INDISPENSABLE EVIDENCE — STATUTE OF FRAUDS
9-506. Original obligations — Writing not needed. A promise to answer for the obligation of another, in any of the following cases, is deemed an original obligation of the promisor, and need not be in writing:
1. Where the promise is made by one who has received property of another upon an undertaking to apply it pursuant to such promise; or by one who has received a discharge from an obligation in whole or in part, in consideration of such promise.
2. Where the creditor parts with value, or enters into an obligation, in consideration of the obligations in respect to which the promise is made, in terms or under circumstances such as to render the party making the promise the principal debtor, and the person in whose behalf it is made, his surety.
3. Where the promise, being for an antecedent obligation of another, is made upon the consideration that the party receiving it cancels the antecedent obligation, accepting the new promise as a substitute therefor; or upon the consideration that the party receiving it releases the property of another from a levy, or his person from imprisonment under an execution on a judgment obtained upon the antecedent obligation; or upon a consideration beneficial to the promisor, whether moving from either party to the antecedent obligation, or from another person.
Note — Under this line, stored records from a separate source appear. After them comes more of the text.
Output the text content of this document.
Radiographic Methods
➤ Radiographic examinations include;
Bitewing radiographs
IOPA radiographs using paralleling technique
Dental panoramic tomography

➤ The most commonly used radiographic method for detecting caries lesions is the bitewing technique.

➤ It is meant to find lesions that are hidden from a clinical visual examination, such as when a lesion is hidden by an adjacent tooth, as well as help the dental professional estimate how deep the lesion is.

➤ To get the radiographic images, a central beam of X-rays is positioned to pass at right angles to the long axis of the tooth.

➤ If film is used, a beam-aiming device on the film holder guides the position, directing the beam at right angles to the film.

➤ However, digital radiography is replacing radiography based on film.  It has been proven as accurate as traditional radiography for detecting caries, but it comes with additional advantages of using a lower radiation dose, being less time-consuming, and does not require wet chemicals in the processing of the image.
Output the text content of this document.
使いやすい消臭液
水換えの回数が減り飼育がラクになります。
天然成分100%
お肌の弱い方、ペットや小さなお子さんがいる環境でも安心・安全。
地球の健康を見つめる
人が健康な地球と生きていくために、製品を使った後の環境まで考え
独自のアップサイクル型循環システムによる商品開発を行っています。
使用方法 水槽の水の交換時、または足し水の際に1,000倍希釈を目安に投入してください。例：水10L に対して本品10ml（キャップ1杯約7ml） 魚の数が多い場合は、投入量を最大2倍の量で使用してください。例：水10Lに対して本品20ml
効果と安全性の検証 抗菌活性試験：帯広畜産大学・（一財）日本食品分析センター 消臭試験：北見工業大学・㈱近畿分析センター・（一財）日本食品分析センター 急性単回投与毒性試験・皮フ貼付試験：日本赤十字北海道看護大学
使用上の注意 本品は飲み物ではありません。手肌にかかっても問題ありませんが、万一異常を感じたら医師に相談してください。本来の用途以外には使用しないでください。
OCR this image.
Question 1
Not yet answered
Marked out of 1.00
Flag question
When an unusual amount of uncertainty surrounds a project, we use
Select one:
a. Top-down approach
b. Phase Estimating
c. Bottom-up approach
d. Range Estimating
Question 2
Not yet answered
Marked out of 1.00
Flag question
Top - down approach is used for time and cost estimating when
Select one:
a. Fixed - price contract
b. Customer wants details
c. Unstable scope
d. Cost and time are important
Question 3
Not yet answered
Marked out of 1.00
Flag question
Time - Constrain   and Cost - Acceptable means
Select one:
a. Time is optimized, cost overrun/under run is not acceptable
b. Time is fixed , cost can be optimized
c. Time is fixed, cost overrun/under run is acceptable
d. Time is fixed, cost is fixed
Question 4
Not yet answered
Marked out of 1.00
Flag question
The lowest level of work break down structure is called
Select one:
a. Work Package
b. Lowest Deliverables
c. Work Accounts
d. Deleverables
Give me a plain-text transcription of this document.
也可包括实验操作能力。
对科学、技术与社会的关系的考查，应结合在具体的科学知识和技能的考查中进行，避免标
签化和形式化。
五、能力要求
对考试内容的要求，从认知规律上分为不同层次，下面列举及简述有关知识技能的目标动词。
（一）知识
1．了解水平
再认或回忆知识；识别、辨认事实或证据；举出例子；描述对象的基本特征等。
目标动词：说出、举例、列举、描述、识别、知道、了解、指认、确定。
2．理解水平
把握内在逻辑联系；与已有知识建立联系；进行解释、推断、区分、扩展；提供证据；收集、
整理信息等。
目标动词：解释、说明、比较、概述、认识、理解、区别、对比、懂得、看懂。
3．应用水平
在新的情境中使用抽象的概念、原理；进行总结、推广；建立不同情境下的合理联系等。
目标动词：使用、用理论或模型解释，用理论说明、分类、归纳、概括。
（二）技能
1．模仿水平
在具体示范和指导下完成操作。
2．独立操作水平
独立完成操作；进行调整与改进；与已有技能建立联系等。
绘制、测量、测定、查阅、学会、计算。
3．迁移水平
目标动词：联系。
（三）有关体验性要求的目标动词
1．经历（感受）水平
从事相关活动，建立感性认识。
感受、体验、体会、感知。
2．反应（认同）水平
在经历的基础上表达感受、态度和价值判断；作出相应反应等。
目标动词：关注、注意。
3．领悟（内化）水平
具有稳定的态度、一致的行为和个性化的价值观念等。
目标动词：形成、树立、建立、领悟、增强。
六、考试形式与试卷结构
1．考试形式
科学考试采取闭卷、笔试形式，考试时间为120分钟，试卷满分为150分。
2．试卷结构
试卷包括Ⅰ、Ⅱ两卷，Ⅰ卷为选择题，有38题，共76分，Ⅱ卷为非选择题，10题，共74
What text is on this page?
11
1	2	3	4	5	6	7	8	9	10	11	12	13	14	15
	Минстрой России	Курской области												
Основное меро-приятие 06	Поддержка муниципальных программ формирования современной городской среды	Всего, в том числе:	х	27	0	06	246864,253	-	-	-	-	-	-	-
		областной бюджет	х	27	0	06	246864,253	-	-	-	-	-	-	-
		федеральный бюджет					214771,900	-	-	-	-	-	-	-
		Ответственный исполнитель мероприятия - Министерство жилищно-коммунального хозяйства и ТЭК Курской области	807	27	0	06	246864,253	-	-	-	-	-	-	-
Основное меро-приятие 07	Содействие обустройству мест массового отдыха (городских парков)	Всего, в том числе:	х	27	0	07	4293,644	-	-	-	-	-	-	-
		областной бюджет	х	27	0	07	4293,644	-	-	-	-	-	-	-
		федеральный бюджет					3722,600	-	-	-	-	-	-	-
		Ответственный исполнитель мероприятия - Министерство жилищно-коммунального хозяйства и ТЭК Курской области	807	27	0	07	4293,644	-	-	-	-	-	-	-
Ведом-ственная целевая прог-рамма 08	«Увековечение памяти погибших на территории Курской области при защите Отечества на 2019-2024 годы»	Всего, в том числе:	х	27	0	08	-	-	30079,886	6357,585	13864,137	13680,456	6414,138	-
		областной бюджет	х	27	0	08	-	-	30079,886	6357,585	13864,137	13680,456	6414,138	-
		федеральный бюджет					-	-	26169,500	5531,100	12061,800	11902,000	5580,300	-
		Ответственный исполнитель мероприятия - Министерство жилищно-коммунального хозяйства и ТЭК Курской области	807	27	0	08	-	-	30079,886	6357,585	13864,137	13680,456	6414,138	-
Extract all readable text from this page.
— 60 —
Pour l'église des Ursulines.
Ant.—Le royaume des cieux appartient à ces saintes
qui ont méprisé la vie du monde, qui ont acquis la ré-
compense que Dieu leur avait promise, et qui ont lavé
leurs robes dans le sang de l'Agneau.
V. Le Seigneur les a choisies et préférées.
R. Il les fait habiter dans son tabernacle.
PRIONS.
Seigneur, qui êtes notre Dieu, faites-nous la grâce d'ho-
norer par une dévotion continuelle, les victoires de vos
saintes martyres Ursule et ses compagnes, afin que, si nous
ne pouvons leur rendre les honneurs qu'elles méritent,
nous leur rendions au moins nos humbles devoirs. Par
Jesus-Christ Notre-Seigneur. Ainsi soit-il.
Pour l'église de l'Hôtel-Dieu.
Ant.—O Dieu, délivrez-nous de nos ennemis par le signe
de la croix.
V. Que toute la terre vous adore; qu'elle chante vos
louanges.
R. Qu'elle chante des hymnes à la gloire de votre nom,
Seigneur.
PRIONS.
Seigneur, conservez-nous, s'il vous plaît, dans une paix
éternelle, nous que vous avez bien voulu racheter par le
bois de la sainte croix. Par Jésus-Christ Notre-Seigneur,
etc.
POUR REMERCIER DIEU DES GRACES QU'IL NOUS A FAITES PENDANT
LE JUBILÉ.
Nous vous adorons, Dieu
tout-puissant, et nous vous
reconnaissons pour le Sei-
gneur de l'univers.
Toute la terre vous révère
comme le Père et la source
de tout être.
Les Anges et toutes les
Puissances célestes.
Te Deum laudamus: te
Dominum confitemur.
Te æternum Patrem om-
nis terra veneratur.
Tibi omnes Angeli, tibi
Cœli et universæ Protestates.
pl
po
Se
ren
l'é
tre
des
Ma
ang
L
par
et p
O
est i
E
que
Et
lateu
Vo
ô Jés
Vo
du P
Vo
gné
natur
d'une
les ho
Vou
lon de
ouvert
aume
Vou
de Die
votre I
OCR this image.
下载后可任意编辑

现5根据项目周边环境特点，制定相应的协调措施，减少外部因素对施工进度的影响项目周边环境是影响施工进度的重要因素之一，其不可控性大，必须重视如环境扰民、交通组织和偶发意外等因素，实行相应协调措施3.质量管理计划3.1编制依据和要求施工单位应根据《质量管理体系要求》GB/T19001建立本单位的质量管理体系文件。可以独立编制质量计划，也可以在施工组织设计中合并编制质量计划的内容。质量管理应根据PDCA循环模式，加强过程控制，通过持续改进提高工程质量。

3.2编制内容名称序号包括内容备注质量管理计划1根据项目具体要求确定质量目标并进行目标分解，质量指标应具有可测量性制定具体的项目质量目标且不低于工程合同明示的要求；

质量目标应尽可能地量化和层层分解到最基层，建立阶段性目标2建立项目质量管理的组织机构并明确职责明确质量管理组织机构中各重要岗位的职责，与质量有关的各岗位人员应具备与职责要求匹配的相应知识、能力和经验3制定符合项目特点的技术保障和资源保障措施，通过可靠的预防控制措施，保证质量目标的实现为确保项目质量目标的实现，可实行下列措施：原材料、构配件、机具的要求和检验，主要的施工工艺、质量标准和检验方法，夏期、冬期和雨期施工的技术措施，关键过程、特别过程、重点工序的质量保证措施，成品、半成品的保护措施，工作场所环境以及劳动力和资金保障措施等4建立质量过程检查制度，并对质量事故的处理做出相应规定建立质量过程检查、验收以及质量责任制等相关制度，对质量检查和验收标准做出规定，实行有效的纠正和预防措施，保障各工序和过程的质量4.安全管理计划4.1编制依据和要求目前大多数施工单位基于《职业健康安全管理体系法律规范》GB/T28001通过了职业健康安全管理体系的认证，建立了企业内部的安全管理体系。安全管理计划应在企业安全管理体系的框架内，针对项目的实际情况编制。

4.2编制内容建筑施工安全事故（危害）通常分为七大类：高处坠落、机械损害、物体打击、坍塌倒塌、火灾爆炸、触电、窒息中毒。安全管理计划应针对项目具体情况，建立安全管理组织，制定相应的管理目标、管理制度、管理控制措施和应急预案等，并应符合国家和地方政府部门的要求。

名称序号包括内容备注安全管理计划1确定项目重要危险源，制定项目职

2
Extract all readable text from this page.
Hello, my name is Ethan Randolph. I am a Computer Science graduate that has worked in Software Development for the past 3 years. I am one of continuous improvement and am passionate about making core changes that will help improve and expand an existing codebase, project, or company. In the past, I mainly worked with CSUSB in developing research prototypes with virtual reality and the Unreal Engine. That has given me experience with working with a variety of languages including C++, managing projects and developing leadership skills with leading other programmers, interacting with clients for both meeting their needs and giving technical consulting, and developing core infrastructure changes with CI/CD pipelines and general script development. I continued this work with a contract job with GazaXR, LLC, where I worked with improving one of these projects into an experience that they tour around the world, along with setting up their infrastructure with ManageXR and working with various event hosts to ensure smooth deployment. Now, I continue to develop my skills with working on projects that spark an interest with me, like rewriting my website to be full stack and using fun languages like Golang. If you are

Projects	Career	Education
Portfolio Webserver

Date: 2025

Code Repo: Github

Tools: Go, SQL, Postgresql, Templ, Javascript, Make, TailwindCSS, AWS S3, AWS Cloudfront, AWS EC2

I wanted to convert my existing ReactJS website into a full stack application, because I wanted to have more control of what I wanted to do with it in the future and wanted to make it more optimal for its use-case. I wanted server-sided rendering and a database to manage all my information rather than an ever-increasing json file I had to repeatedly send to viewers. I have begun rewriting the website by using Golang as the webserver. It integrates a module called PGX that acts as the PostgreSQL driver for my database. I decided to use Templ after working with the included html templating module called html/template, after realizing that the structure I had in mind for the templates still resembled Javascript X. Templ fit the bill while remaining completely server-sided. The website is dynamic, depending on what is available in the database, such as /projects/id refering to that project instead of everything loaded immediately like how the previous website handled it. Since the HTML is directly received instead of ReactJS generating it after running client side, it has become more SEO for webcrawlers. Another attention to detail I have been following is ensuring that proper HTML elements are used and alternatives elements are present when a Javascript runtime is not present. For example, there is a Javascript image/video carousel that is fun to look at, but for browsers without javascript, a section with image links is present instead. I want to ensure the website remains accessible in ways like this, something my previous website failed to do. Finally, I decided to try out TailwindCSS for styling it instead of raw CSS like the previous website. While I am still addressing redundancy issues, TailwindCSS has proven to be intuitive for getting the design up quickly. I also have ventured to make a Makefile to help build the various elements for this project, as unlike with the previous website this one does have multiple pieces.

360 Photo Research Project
4. Where a factor undertakes, for a commission, to sell merchandise and guarantee the sale.
5. Where the holder of an instrument for the payment of money, upon which a third person is, or may become, liable to him, transfers it in payment of a precedent debt of his own, or for a new consideration and in connection with such transfer, enters into a promise respecting such instrument.
[(9-506) C.C.P. 1881, sec. 938; R.S., R.C., & C.L., sec. 6010; C.S., sec. 7977; I.C.A., sec. 16-506.]